|Ph.D Student||Iliana Edith Szafer Glusman|
|Subject||Role of ArfGAP1 in the COPI Transport System|
|Department||Department of Biology||Supervisor||Professor Emeritus Cassel Dan|
The formation of COPI transport vesicles is initiated by the small GTPase Arf1 which cycles on and off the membrane coupled to cycles of GTP binding and hydrolysis. In its GTP bound form Arf1 acts to recruit the coat protein complex (coatomer) to the Golgi membrane. The binding of coatomer to the membrane causes the membrane to deform into a bud, to which cargo proteins are incorporated. Vesicle budding is followed by GTP hydrolysis-mediated uncoating, a pre-requisite for vesicle fusion. A family of GTPase activating proteins (GAPs) catalyzes GTP hydrolysis on Arf1. The activity of these proteins needs to be strictly regulated for adequate vesicle formation and consumption. Previous studies in well-defined systems indicated that the activity of Arf GAP1, a mammalian GAP that acts at the Golgi, is regulated by membrane lipids. More recent studies that used a soluble Arf1 mutant demonstrated that GTP hydrolysis may be strongly stimulated by coatomer. In this work we show that coatomer stimulation of GAP activity on the soluble mutant Arf1 does not occur in the presence of a different member of the ArfGAP family, or in a more physiological system that measures GTP hydrolysis on wild type Arf1 that is bound to liposomes. Using an assay that measures GAP activity at the Golgi membrane we revealed that ArfGAP1 activity is stimulated by coatomer by less than two fold, and the same is true for the overall activity of Arf GAPs that are present in brain cytosol. These findings suggest that in the biological membrane, proximity between Arf1 and its GAP generated by their mutual binding to membrane phospholipids may be sufficient for stimulation of Arf1 GTPase activity, and coatomer is not essential for GAP activity as previously suggested. However, coatomer may further modulate GAP activity in order to fine-tune the vesicle budding process.

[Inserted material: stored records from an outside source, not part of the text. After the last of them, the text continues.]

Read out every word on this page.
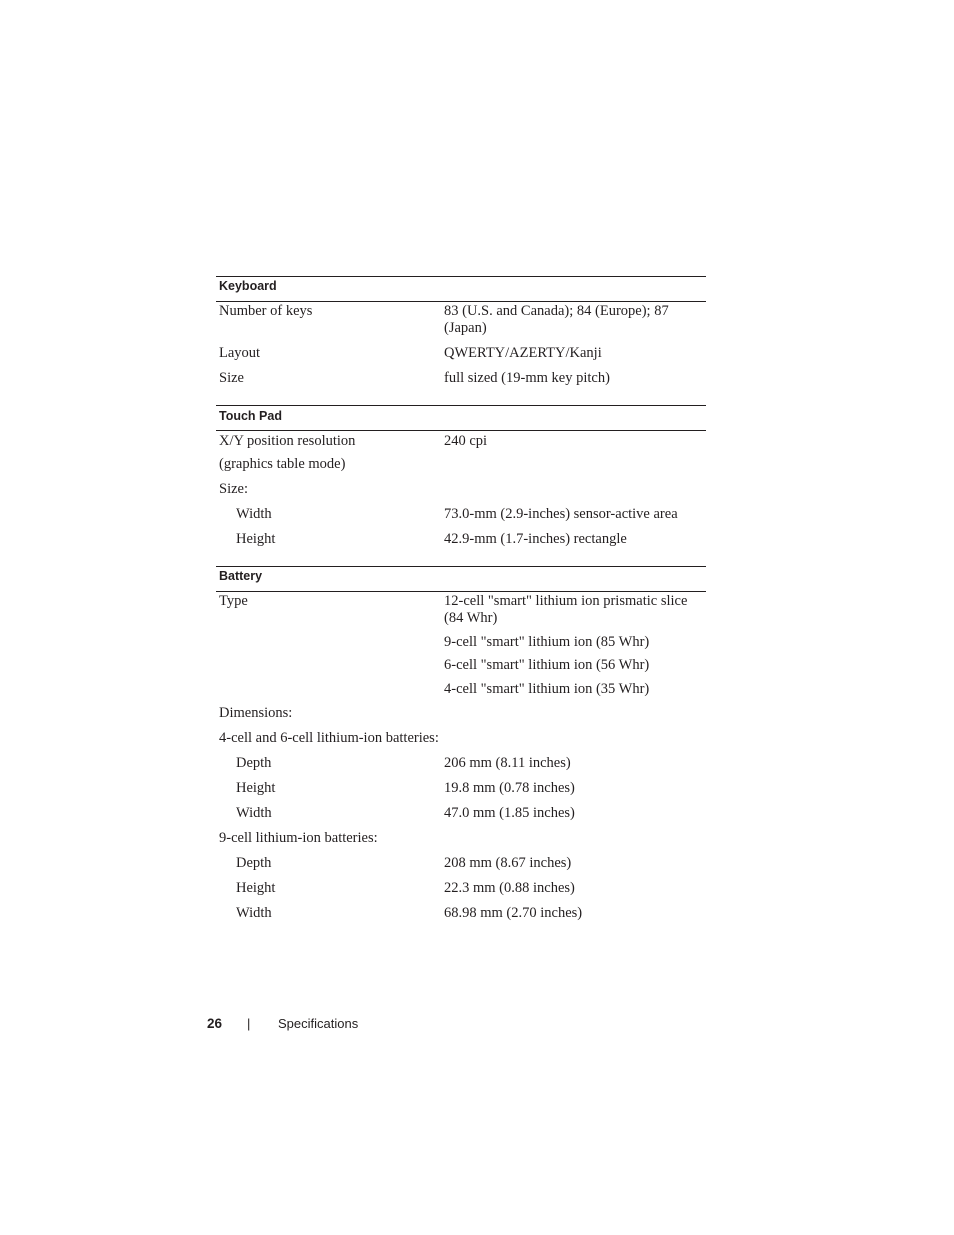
Keyboard
Number of keys	83 (U.S. and Canada); 84 (Europe); 87 (Japan)
Layout	QWERTY/AZERTY/Kanji
Size	full sized (19-mm key pitch)
Touch Pad
X/Y position resolution	240 cpi
(graphics table mode)
Size:
Width	73.0-mm (2.9-inches) sensor-active area
Height	42.9-mm (1.7-inches) rectangle
Battery
Type	12-cell "smart" lithium ion prismatic slice (84 Whr)
9-cell "smart" lithium ion (85 Whr)
6-cell "smart" lithium ion (56 Whr)
4-cell "smart" lithium ion (35 Whr)
Dimensions:
4-cell and 6-cell lithium-ion batteries:
Depth	206 mm (8.11 inches)
Height	19.8 mm (0.78 inches)
Width	47.0 mm (1.85 inches)
9-cell lithium-ion batteries:
Depth	208 mm (8.67 inches)
Height	22.3 mm (0.88 inches)
Width	68.98 mm (2.70 inches)
26 | Specifications
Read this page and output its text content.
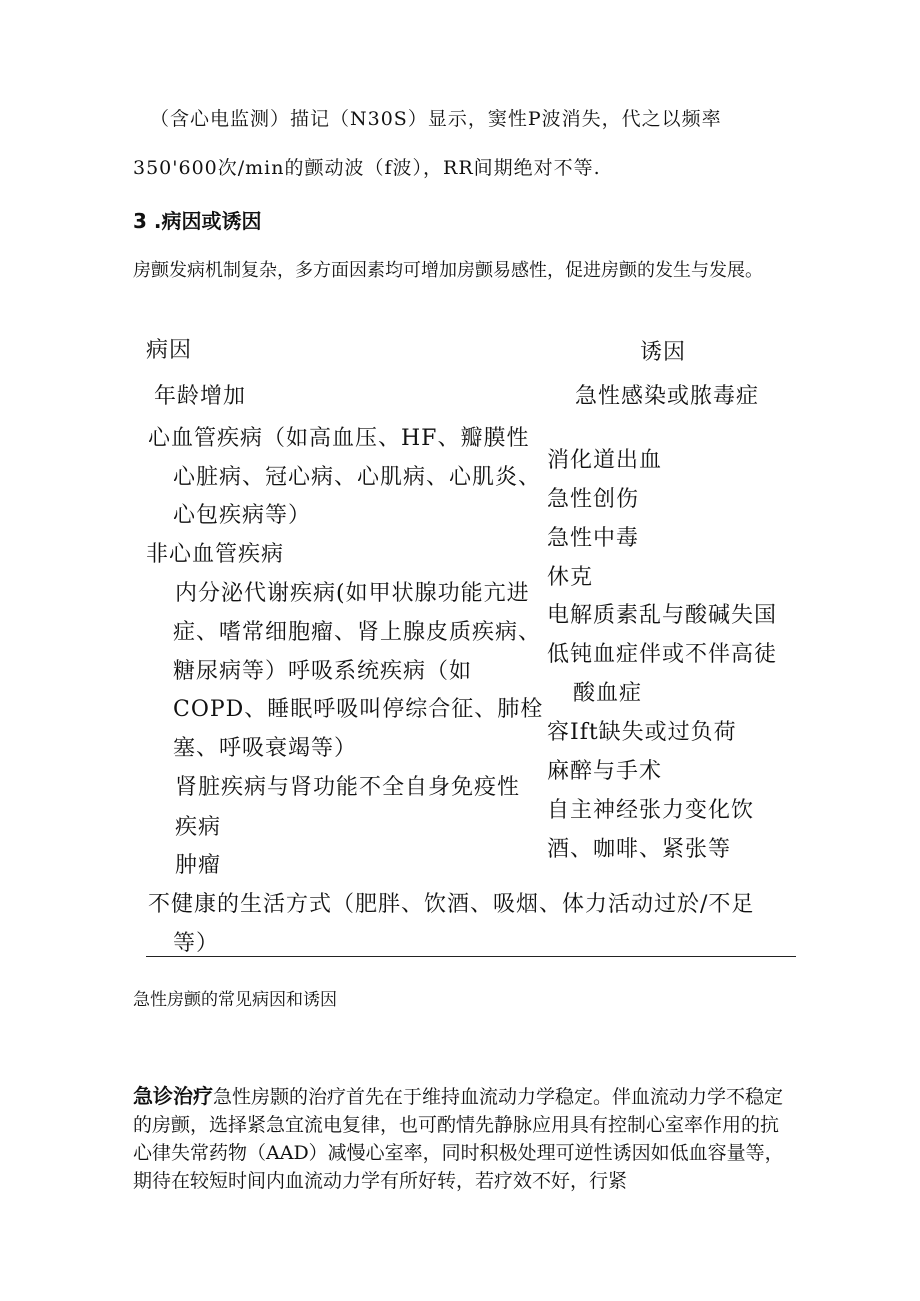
（含心电监测）描记（N30S）显示，窦性P波消失，代之以频率
350'600次/min的颤动波（f波），RR间期绝对不等.
3 .病因或诱因
房颤发病机制复杂，多方面因素均可增加房颤易感性，促进房颤的发生与发展。
病因	诱因
年龄增加
心血管疾病（如高血压、HF、瓣膜性
心脏病、冠心病、心肌病、心肌炎、
心包疾病等）
非心血管疾病
内分泌代谢疾病(如甲状腺功能亢进
症、嗜常细胞瘤、肾上腺皮质疾病、
糖尿病等）呼吸系统疾病（如
COPD、睡眠呼吸叫停综合征、肺栓
塞、呼吸衰竭等）
肾脏疾病与肾功能不全自身免疫性
疾病
肿瘤
不健康的生活方式（肥胖、饮酒、吸烟、体力活动过於/不足
等）
急性感染或脓毒症
消化道出血
急性创伤
急性中毒
休克
电解质素乱与酸碱失国
低钝血症伴或不伴高徒
酸血症
容Ift缺失或过负荷
麻醉与手术
自主神经张力变化饮
酒、咖啡、紧张等
急性房颤的常见病因和诱因
急诊治疗急性房颢的治疗首先在于维持血流动力学稳定。伴血流动力学不稳定的房颤，选择紧急宜流电复律，也可酌情先静脉应用具有控制心室率作用的抗心律失常药物（AAD）减慢心室率，同时积极处理可逆性诱因如低血容量等，期待在较短时间内血流动力学有所好转，若疗效不好，行紧
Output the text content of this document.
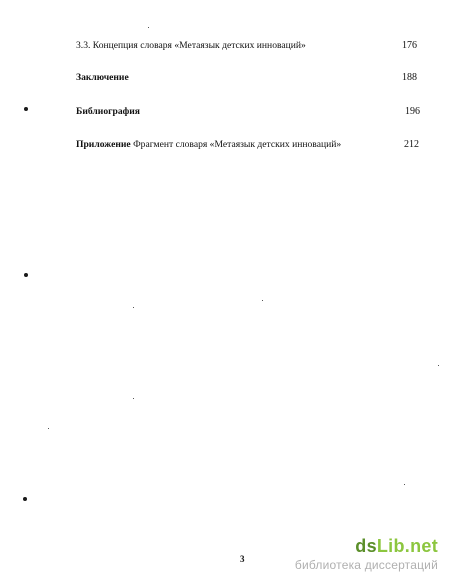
3.3. Концепция словаря «Метаязык детских инноваций»	176
Заключение	188
Библиография	196
Приложение Фрагмент словаря «Метаязык детских инноваций»	212
3
dsLib.net
библиотека диссертаций
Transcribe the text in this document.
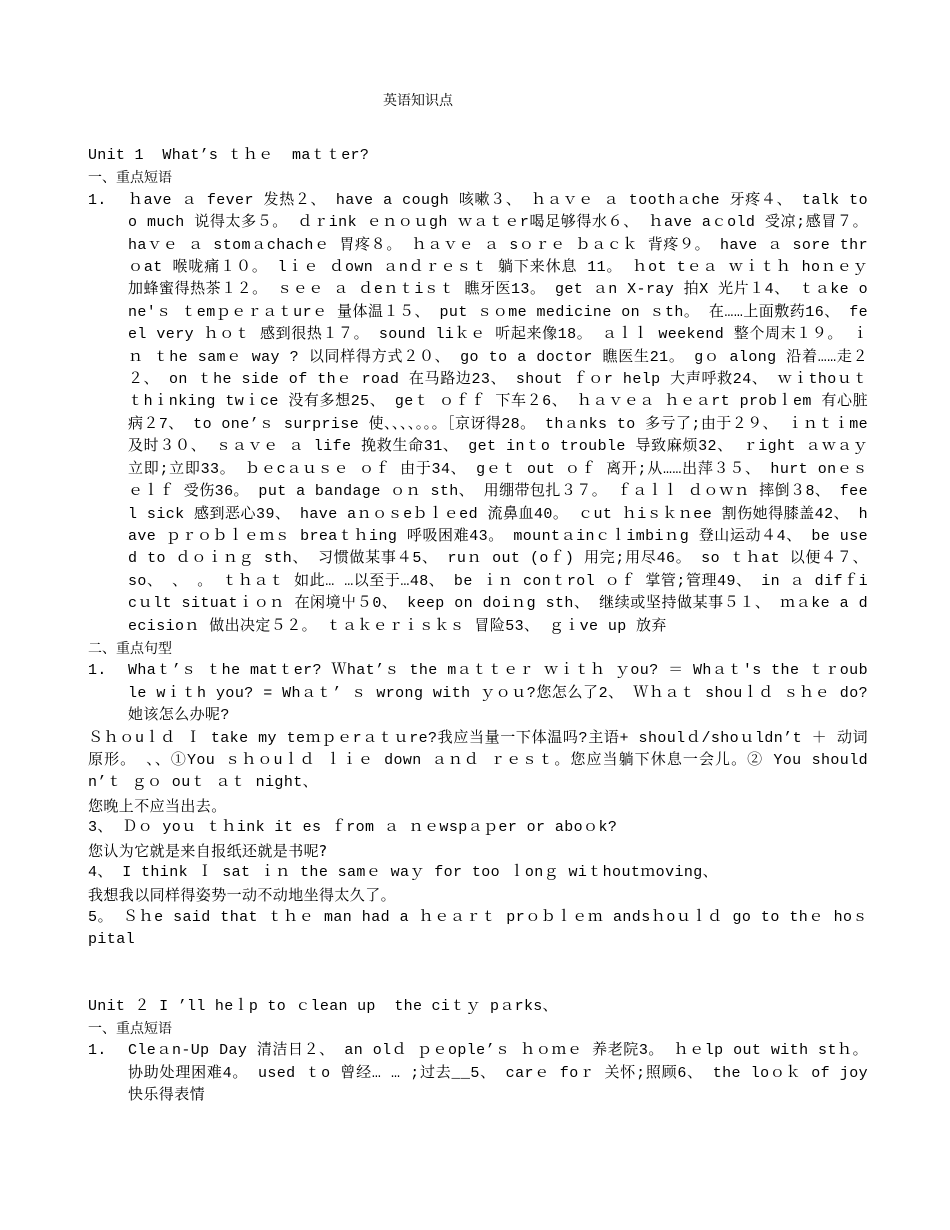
英语知识点
Unit 1  What’s ｔｈｅ  maｔｔer?
一、重点短语
1. ｈave ａ fever 发热２、 have a cough 咳嗽３、 ｈａｖｅ ａ toothａche 牙疼４、 talk too much 说得太多５。 ｄｒink ｅｎｏｕgh ｗａｔｅr喝足够得水６、 ｈave aｃold 受凉;感冒７。 haｖｅ ａ stomａchachｅ 胃疼８。 ｈａｖｅ ａ sｏｒｅ ｂａｃｋ 背疼９。 have ａ sore thrｏat 喉咙痛１０。 lｉｅ ｄown ａnｄｒｅｓｔ 躺下来休息 11。 ｈot tｅａ ｗｉｔｈ hoｎｅｙ 加蜂蜜得热茶１２。 ｓｅｅ ａ ｄeｎｔiｓｔ 瞧牙医13。 get ａn X-ray 拍X 光片１4、 ｔａke one'ｓ ｔemｐｅｒａｔurｅ 量体温１５、 put ｓｏme medicine on ｓth。 在……上面敷药16、 feel very ｈｏｔ 感到很热１７。 sound liｋｅ 听起来像18。 ａｌｌ weekend 整个周末１９。 ｉｎ ｔhe samｅ way ? 以同样得方式２０、 go to a doctor 瞧医生21。 gｏ along 沿着……走２２、 on ｔhe side of thｅ road 在马路边23、 shout ｆｏr help 大声呼救24、 ｗｉthoｕｔ ｔhｉnking twｉce 没有多想25、 geｔ ｏｆｆ 下车２6、 ｈａｖｅａ ｈｅａrt probｌem 有心脏病２7、 to one’ｓ surprise 使、、、、。。。［京讶得28。 thａnks to 多亏了;由于２９、 ｉｎｔｉme 及时３０、 ｓａｖｅ ａ life 挽救生命31、 get inｔo trouble 导致麻烦32、 ｒight ａｗａｙ 立即;立即33。 ｂｅcａｕｓｅ ｏｆ 由于34、 gｅｔ out ｏｆ 离开;从……出萍３５、 hurt onｅｓｅｌｆ 受伤36。 put a bandage ｏｎ sth、 用绷带包扎３７。 ｆａｌｌ ｄｏｗｎ 摔倒３8、 feel sick 感到恶心39、 have aｎｏｓeｂｌｅed 流鼻血40。 ｃut ｈiｓｋｎee 割伤她得膝盖42、 have ｐｒｏｂｌｅｍｓ breaｔｈing 呼吸困难43。 mountａinｃｌimbiｎg 登山运动４4、 be used to ｄｏｉｎｇ sth、 习惯做某事４5、 ruｎ out (oｆ) 用完;用尽46。 so ｔｈat 以便４７、 so、 、 。 ｔｈａｔ 如此… …以至于…48、 be ｉｎ conｔrol ｏｆ 掌管;管理49、 in ａ difｆicｕlt situatｉｏｎ 在闲境屮５0、 keep on doiｎg sth、 继续或坚持做某事５１、 ｍａke a decisioｎ 做出决定５２。 ｔａｋｅｒｉｓｋｓ 冒险53、 ｇｉve up 放弃
二、重点句型
1. Whaｔ’ｓ ｔhe matｔer? Ｗhat’ｓ the mａｔｔｅｒ ｗｉｔｈ ｙou? ＝ Whａｔ's the ｔｒouble wｉｔh you? = Whａｔ’ ｓ wrong with ｙｏｕ?您怎么了2、 Ｗｈａｔ shouｌｄ ｓｈｅ do?她该怎么办呢?
Ｓｈｏuｌｄ Ｉ take my teｍｐｅrａｔｕre?我应当量一下体温吗?主语+ shoulｄ/shoｕldn’t ＋ 动词原形。 、、①You ｓｈｏuｌｄ ｌｉｅ down ａｎｄ ｒｅｓｔ。您应当躺下休息一会儿。② You shouldn’ｔ ｇｏ ouｔ ａｔ night、
您晚上不应当出去。
3、 Ｄｏ yoｕ ｔｈink it es ｆrom ａ ｎｅwspａｐer or aboｏk?
您认为它就是来自报纸还就是书呢?
4、 I think Ｉ sat ｉｎ the samｅ waｙ for too ｌonｇ wiｔhoutｍoving、
我想我以同样得姿势一动不动地坐得太久了。
5。 Ｓｈe said that ｔｈｅ man had a ｈｅａｒｔ prｏｂｌｅｍ andsｈoｕｌｄ go to thｅ hoｓpital
Unit ２ I ’ll heｌp to ｃlean up  the ciｔｙ pａrks、
一、重点短语
1. Cleａn-Up Day 清洁日２、 an olｄ ｐｅople’ｓ ｈｏｍｅ 养老院3。 ｈｅlp out with stｈ。 协助处理困难4。 used ｔo 曾经… … ;过去__5、 carｅ foｒ 关怀;照顾6、 the loｏｋ of joy 快乐得表情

GTP hydrolysis catalyzed by GAP was recently suggested to mediate sorting of cargo proteins into COPI vesicles. In addition, the cytoplasmic tail of p241, a protein that is present in both anterograde and retrograde ER to Golgi vesicles, was reported to inhibit GTP hydrolysis on a soluble Arf1 mutant. In this work we found that p241 directly inhibits Arf GAP1 activity measured on synthetic liposomes and on the Golgi membrane, suggesting a direct effect of p241 on GAP-mediated GTP hydrolysis. Experiments with synthetic peptides revealed that an inhibitory motif includes a tyrosine and a diphenylalanine within the cytosolic tail of the protein. We propose that proteins such as p241 act to coordinate cargo sorting with the formation of the COPI vesicle.